The Importance of Infection Control

The Importance of Infection Control

Each year in hospitals all over the world lives are lost because of the spread of infections. There are steps that healthcare workers can take to help control the spread of these infections.

One of the most important steps anyone in the health care profession can take to prevent the spread of infection is to properly wash their hands in between patients. Proper hand washing is the most effective way to stop the spread of infection from one patient to another. It is also important that anyone staff member or visitor wash their hands before entering a patient's room and after leaving the room.

There are other steps healthcare workers can take to prevent infection from spreading in hospitals:

Cover mouth and nose when coughing or sneezing

Keeping up-to-date with their immunizations

Properly using gloves, masks and other protective clothing when necessary

Keeping adequate supply of tissues and hand cleansers such as alcohol-based gels in patient care areas

Making sure they are following hospital guidelines when dealing with blood or contaminated items

Infectious diseases are caused by microscopic organisms that include: bacteria, viruses, fungi and animal parasites. These organisms penetrate the body's natural barriers and multiply to create the symptoms of disease. These symptoms can range from mild to deadly. Some infections affect the entire body while other are localized in one organ or area of the body. One way to control infection is to identify the source of the microscopic organisms and to learn how to control the source or to eradicate the spreading of the organisms from that source.

Another way to control infection is to control the mode of transmission from one person to another. Some infections are transmitted by contact (skin to skin) while others are airborne transmission. Still others are transmitted through contact with body fluids like blood, saliva or other body fluids. Bites from vectors such as ticks and mosquitoes can transmit organisms. Sexual contact and transmission from mothers to their unborn babies are another mode of transmission. Lastly, contaminated food or water can be ingested.

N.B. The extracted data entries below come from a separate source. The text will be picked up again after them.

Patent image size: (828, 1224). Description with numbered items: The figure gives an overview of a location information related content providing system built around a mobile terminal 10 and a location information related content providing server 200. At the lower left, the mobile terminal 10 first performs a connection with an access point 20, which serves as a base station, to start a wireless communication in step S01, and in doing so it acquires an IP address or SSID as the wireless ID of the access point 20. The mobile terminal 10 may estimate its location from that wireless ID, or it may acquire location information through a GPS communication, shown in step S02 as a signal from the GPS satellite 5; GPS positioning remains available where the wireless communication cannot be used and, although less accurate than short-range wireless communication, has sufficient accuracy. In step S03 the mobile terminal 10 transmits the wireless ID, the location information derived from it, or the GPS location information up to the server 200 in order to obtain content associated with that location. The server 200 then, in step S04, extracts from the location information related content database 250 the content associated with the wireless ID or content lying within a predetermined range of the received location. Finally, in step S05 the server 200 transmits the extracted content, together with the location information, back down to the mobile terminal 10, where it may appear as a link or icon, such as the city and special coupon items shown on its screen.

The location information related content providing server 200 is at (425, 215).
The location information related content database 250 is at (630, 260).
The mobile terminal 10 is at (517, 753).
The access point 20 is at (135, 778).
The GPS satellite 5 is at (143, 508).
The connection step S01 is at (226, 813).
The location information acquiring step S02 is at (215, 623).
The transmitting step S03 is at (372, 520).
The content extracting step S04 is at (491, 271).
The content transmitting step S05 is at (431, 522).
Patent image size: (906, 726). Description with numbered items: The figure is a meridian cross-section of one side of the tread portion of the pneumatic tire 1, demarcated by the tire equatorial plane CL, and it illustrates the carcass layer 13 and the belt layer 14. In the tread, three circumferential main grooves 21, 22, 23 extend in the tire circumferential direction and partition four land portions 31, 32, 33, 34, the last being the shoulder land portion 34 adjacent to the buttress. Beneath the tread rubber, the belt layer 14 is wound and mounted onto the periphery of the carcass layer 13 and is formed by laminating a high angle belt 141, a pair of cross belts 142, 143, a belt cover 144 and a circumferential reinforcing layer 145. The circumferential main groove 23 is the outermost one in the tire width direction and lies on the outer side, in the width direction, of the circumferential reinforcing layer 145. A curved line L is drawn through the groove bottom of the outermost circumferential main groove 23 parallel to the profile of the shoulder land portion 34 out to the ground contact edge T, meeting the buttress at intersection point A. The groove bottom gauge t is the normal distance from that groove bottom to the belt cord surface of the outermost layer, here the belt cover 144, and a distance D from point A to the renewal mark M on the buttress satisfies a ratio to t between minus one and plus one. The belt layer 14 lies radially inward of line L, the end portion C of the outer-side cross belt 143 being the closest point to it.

Immunizations can help prevent the spread of some infections so it is important that individuals keep up-to-date on their immunizations. Infections such as diphtheria, pertussis, tetanus, polio, measles, rubella, mumps and Haemophilus influenzae type B, hepatitis B, varicella (chickenpox) and influenza can all be prevented by immunizations.

Measures can be taken to ensure that the water supply is safe from infection sources. It is important to have adequate sewage treatment and sanitary handling of food and milk are also important measure to take to insure that we are controlling the spread of infectious disease from these areas.

Worldwide, physicians, scientists, and public health officials gather information on infections and report them so that new standards and guidelines for treating and controlling these infections can be developed and enforced.

Developing new antibiotics and other antimicrobials also play an important role in controlling the spread of infectious diseases. This is why it is important to fund new research and development for drugs.

Healthcare facilities workers, administration and public officials need to stay current on infection control issues.